By Mark Hallum
What started out as a one-night writers’ showcase on Bell Boulevard got shut down by the snow Saturday.
The big night, however, has been rescheduled into a three-night reading from storytellers around the neighborhood on Jan. 20, 21 and 22.
Gregg Sullivan, one of the co-founders of The Bayside Council for the Arts, has transformed the space once occupied by Benjamin Moore paint supply at 41-23 Bell Blvd. into the organization’s temporary HQ.
“Boy, do we have writers coming out of the woodwork,” Sullivan remarked about the growing interest in the venture.
Local scribes such as Lon Blais, Eva Hughes, Hannah Garson, David Bold, Faith Elliot, Ronald Hellman, Madeleine Kane, Brian Lloyd and Gregg Sullivan will put their talents on display for what a flier for the event is calling “an entirely new genre of literature.”
Lon Blais recently held performances of “The Boy on the Bureau,” a one-man-show he wrote and performed about his upbringing in Danvers, Mass., as the “white sheep” of his family, in Bayside and it was well received by the community.
His performance was described by the Bayside Times’ theater writer Ron Hellman as “reminiscent of the narrative skills of a Spalding Gray.” Hellman also said “Blais held his audience’s rapt attention.
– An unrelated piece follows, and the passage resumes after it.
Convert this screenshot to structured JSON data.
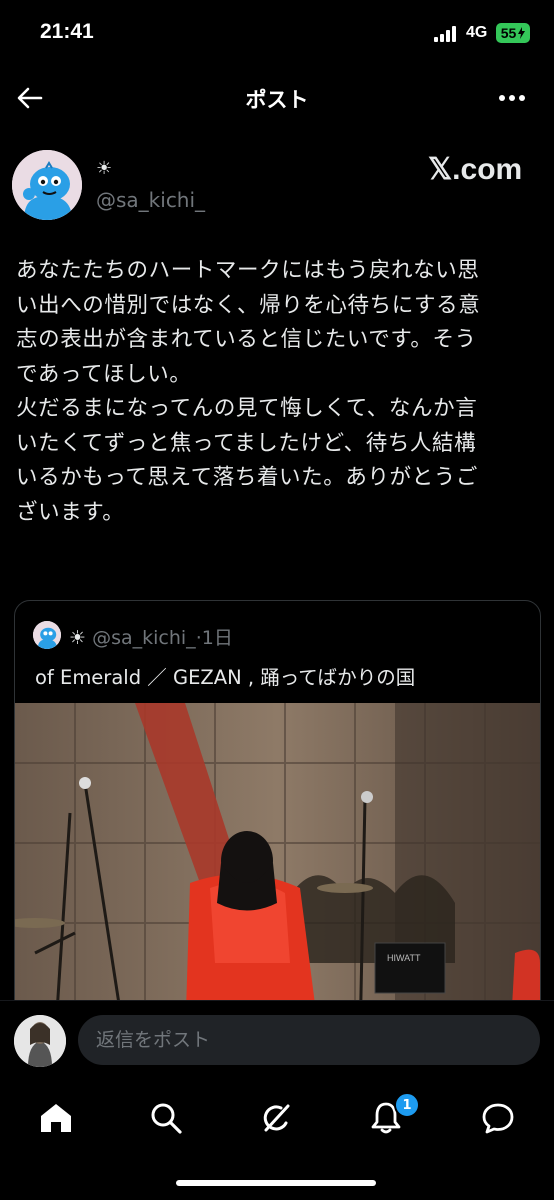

He plans to take the play on the road.”
As for Sullivan, the Bayside Council for the Arts has the potential to shock some life into an old economy back before the last picture show played at the United Artists movie theater at 39th Avenue in the late 1990s.
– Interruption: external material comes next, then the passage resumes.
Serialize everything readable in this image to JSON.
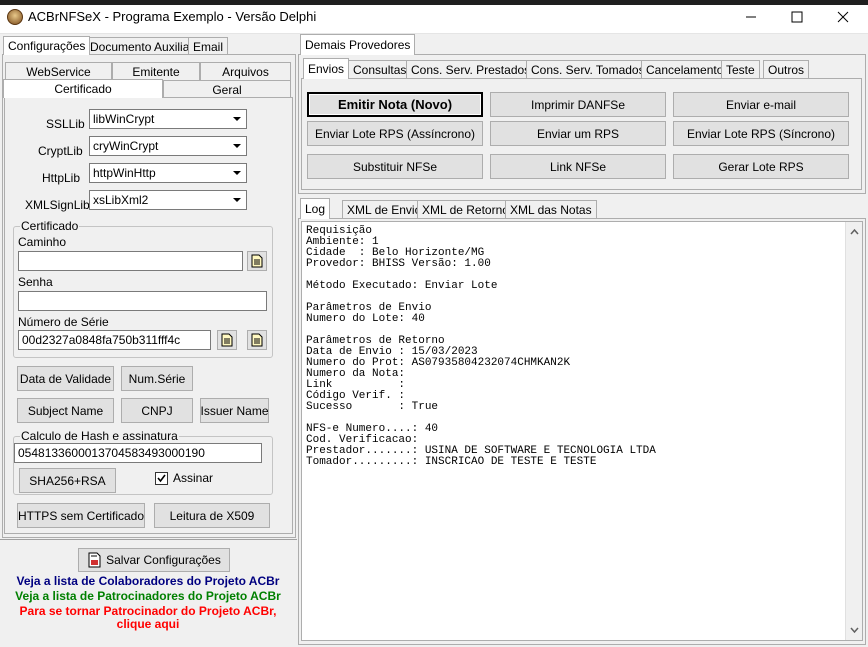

Sullivan explained how a council for the arts could draw people back to Bayside after Bell Boulevard lost the movie theater, which evolved from a single screen to a quad in its final years.
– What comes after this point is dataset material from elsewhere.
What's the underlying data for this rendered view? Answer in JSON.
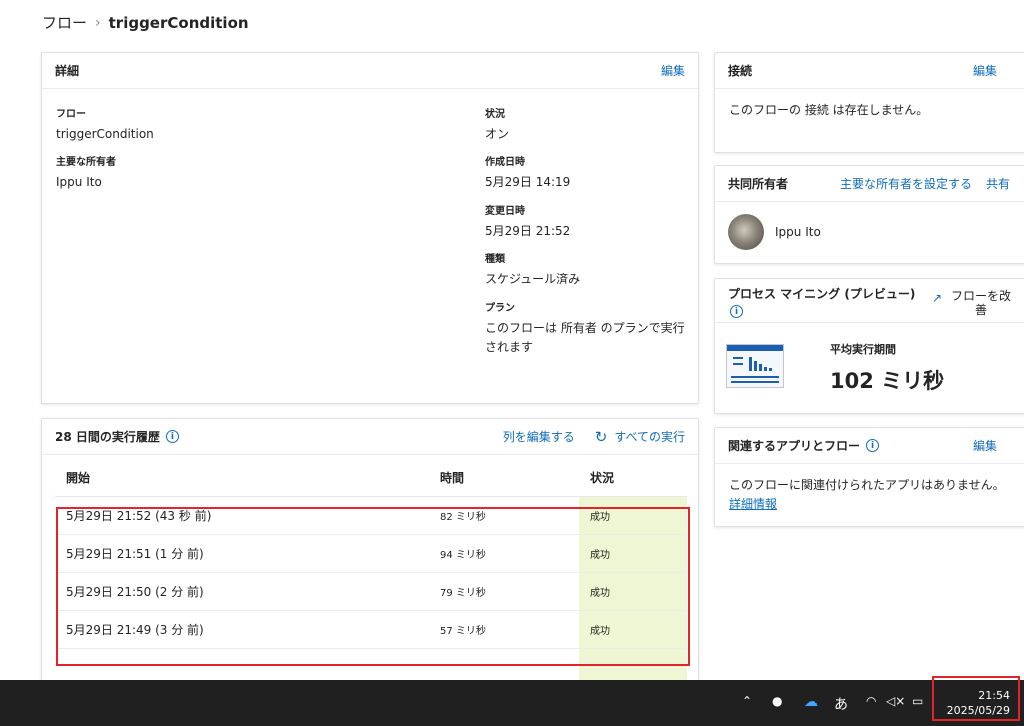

“It was the destination people came to Bayside for. They came on the trains, they came by car, and they came to the movie theater,” he said. “The fact that we lost that is tragic. Ever since then, retail has never been able to do as well on Bell Boulevard. Though [the council for the arts] doesn’t replace a movie theater, this creates another destination that isn’t a restaurant.”
The art center models itself after the Astoria QED, which each week features a new artist or theme.
Wooden cutouts of people have been propped up on chairs facing the front window on the street of the space Sullivan is using as the Bayside Art Center to catch the eye of pedestrians going about their business on the boulevard. Sullivan calls the figures the “support group for the over-active imagination”.